What do we know about the death threats by the Taliban nailed on the doors of the people who dare to send their daughters to school as in Balkh? The region is not secure, but full of the Taliban, and they did it.

My aim is to give a voice to the silent people, to show the hidden lights behind the curtain of the great game, the small worlds ignored by the media and the prophets of a global conflict.



Word List:

  • tale = story, usually fiction
  • grave = place in the ground where a body is buried, often in a cemetery
  • to deport = to officially force someone to leave a country
  • to hitchhike = to travel by asking for free rides in vehicles of unknown people
  • Leica = a brand of camera
  • to shower = to give a large number of things or a large amount of something to someone
Monika Bulaj’s stunning, painting-like photographs blur religious and cultural divisions, exploding stereotypes. She is a TED Fellow.

Monika Bulaj is a photographer and writer who explores -- in Asia, Africa, Latin America and Eastern Europe -- the dim areas of monotheism, where the sacred can transcend borders: Bonfires, dances, cults of the dead, possession rites. She describes outskirts and deserts, frontiers and megalopolis.
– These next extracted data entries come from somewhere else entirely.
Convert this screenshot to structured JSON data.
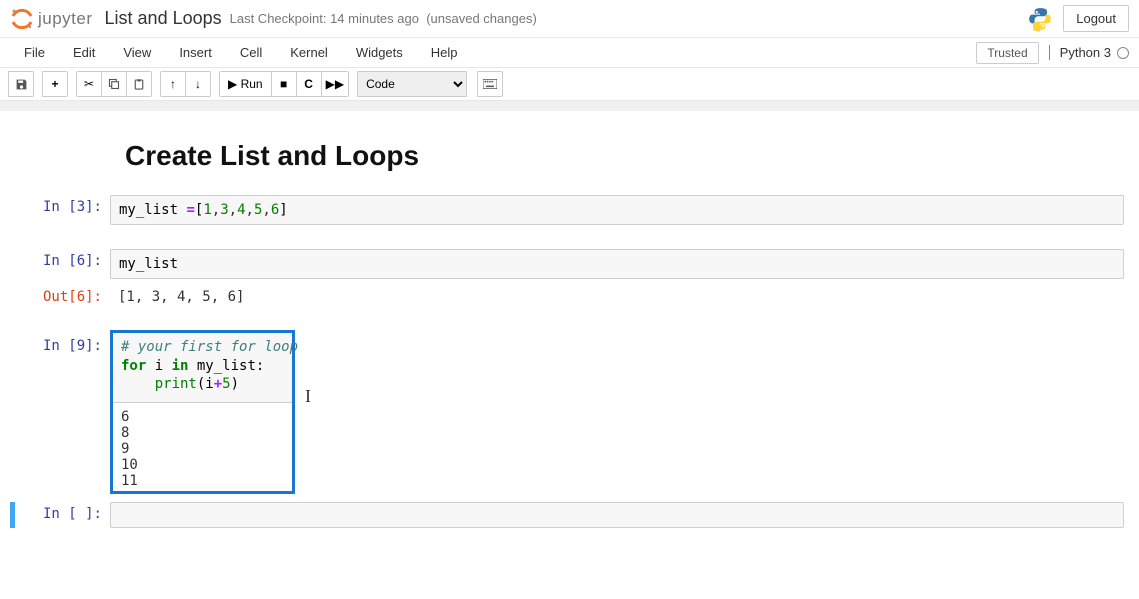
{
  "header": {
    "logo_text": "jupyter",
    "title": "List and Loops",
    "checkpoint": "Last Checkpoint: 14 minutes ago",
    "unsaved": "(unsaved changes)",
    "logout": "Logout"
  },
  "menubar": {
    "items": [
      "File",
      "Edit",
      "View",
      "Insert",
      "Cell",
      "Kernel",
      "Widgets",
      "Help"
    ],
    "trusted": "Trusted",
    "kernel": "Python 3"
  },
  "toolbar": {
    "run_label": "Run",
    "cell_type": "Code"
  },
  "cells": {
    "markdown_h1": "Create List and Loops",
    "c1": {
      "prompt": "In [3]:",
      "code_pre": "my_list ",
      "code_op": "=",
      "code_vals": "[1,3,4,5,6]"
    },
    "c2": {
      "in_prompt": "In [6]:",
      "code": "my_list",
      "out_prompt": "Out[6]:",
      "output": "[1, 3, 4, 5, 6]"
    },
    "c3": {
      "prompt": "In [9]:",
      "comment": "# your first for loop",
      "kw_for": "for",
      "var_i": " i ",
      "kw_in": "in",
      "var_ml": " my_list:",
      "builtin_print": "print",
      "args": "(i",
      "op_plus": "+",
      "num5": "5",
      "close": ")",
      "output": "6\n8\n9\n10\n11"
    },
    "c4": {
      "prompt": "In [ ]:"
    }
  }
}
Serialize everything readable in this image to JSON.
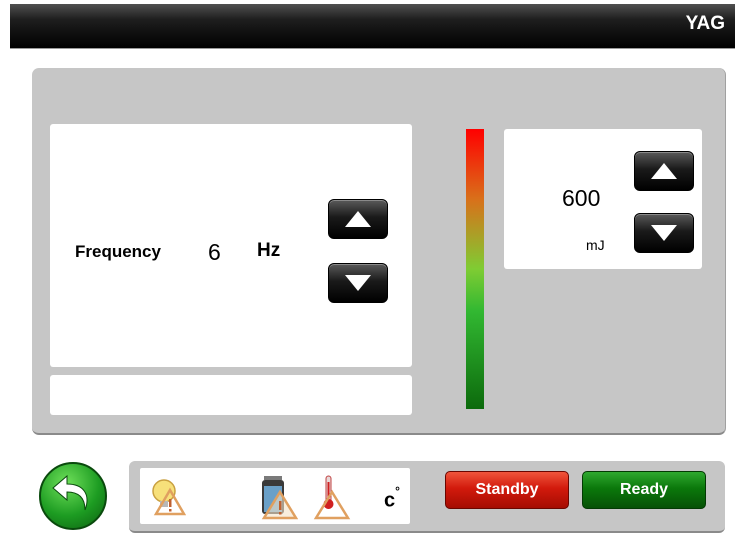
{
  "header": {
    "title": "YAG"
  },
  "frequency": {
    "label": "Frequency",
    "value": "6",
    "unit": "Hz"
  },
  "message": {
    "text": ""
  },
  "energy": {
    "value": "600",
    "unit": "mJ"
  },
  "status": {
    "temperature_unit": "c"
  },
  "actions": {
    "standby_label": "Standby",
    "ready_label": "Ready"
  },
  "colors": {
    "standby": "#d21a0c",
    "ready": "#0b780b",
    "level_top": "#ff0000",
    "level_bottom": "#0c6a0c",
    "warning": "#e0a060"
  },
  "icons": [
    "back-arrow-icon",
    "lamp-warning-icon",
    "water-tank-warning-icon",
    "temperature-warning-icon",
    "up-arrow-icon",
    "down-arrow-icon"
  ]
}
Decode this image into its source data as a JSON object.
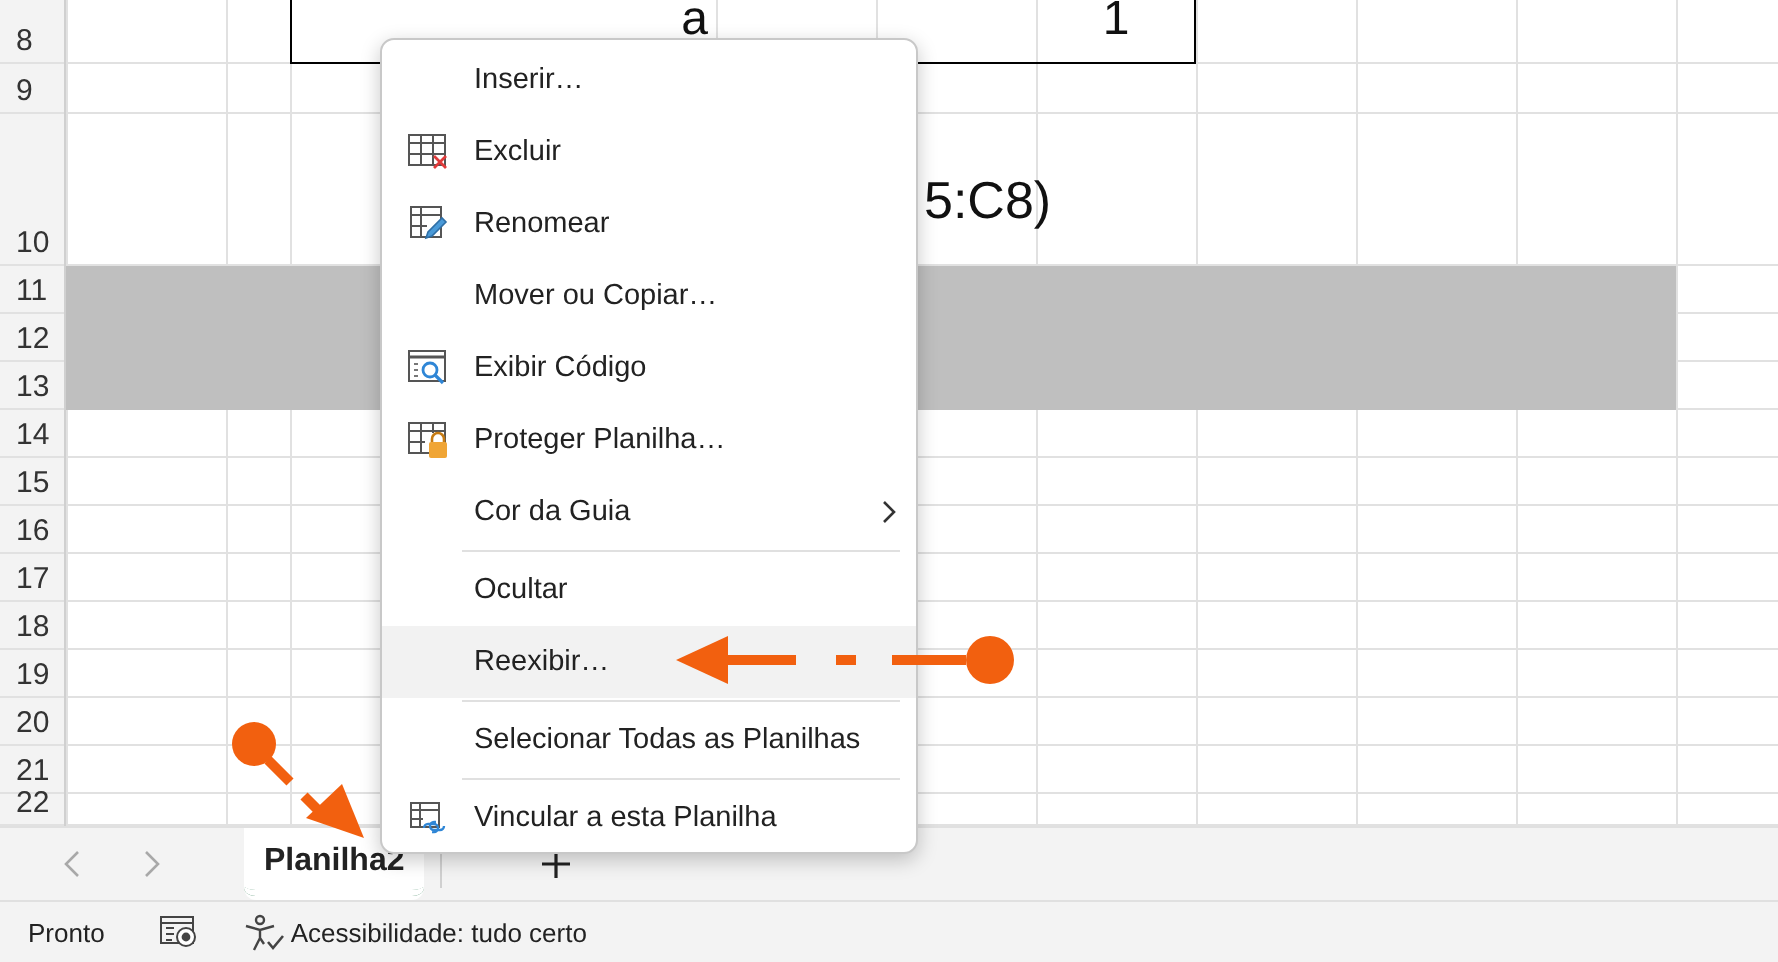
{
  "sheet": {
    "rows": [
      {
        "header": "8",
        "boxed": true,
        "shaded": false,
        "cells": {
          "column_3": "a",
          "column_6": "1"
        }
      },
      {
        "header": "9",
        "boxed": false,
        "shaded": false
      },
      {
        "header": "10",
        "boxed": false,
        "shaded": false,
        "cells": {
          "column_5": "5:C8)"
        }
      },
      {
        "header": "11",
        "boxed": false,
        "shaded": true
      },
      {
        "header": "12",
        "boxed": false,
        "shaded": true
      },
      {
        "header": "13",
        "boxed": false,
        "shaded": true
      },
      {
        "header": "14",
        "boxed": false,
        "shaded": false
      },
      {
        "header": "15",
        "boxed": false,
        "shaded": false
      },
      {
        "header": "16",
        "boxed": false,
        "shaded": false
      },
      {
        "header": "17",
        "boxed": false,
        "shaded": false
      },
      {
        "header": "18",
        "boxed": false,
        "shaded": false
      },
      {
        "header": "19",
        "boxed": false,
        "shaded": false
      },
      {
        "header": "20",
        "boxed": false,
        "shaded": false
      },
      {
        "header": "21",
        "boxed": false,
        "shaded": false
      },
      {
        "header": "22",
        "boxed": false,
        "shaded": false
      }
    ]
  },
  "context_menu": {
    "groups": [
      [
        {
          "label": "Inserir…",
          "highlighted": false,
          "submenu": false
        },
        {
          "label": "Excluir",
          "highlighted": false,
          "submenu": false
        },
        {
          "label": "Renomear",
          "highlighted": false,
          "submenu": false
        },
        {
          "label": "Mover ou Copiar…",
          "highlighted": false,
          "submenu": false
        },
        {
          "label": "Exibir Código",
          "highlighted": false,
          "submenu": false
        },
        {
          "label": "Proteger Planilha…",
          "highlighted": false,
          "submenu": false
        },
        {
          "label": "Cor da Guia",
          "highlighted": false,
          "submenu": true
        }
      ],
      [
        {
          "label": "Ocultar",
          "highlighted": false,
          "submenu": false
        },
        {
          "label": "Reexibir…",
          "highlighted": true,
          "submenu": false
        }
      ],
      [
        {
          "label": "Selecionar Todas as Planilhas",
          "highlighted": false,
          "submenu": false
        }
      ],
      [
        {
          "label": "Vincular a esta Planilha",
          "highlighted": false,
          "submenu": false
        }
      ]
    ]
  },
  "sheet_tabs": [
    {
      "label": "Planilha2",
      "selected": true
    }
  ],
  "status_bar": {
    "status": "Pronto",
    "accessibility": "Acessibilidade: tudo certo"
  }
}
And the world of the last ones: nomads, farmers, immigrants, outcasts, untouchables and impure.

Her photos and reportaging have been published by GEO, National Geographic (Italy), La Repubblica, periodicals by Gruppo Espresso and Rcs, Courrier International, Gazeta Wyborcza (Poland), Internazionale, Freundin, Teatr (Poland) and other international magazines.
She has displayed more than 50 personal exibitions in Italy, Germany, Ungheria, Bulgaria, Egypt.

Her books include Libya felix, a travel into Sufism and the world of the Tuaregh; Figli di Noè, on minorities and faiths in Azerbaijian; Rebecca e la pioggia, on the nomadic tribe of the Dinka of South Sudan; Gerusalemme perduta with Paolo Rumiz, the special correspondent of La Repubblica, on the pellegrinage in the research of the Eastern Christians; Genti di Dio, viaggio nell'Altra Europa, a synthesis of 20 years of research in East Europe and Israel, and her latest book, Bozy ludzie.

She has screenwritten documentaries, among which is the movie Romani Rat (2002) by M. Orlandi, on the Holocaust of the Roms, with the contribution of the Shoah Visual History Foundation. She's the director, photography director, and screenwriter of the documentary Figli di Noè, about the villages of Caucasus on the border between Dagestan and Azerbaigian.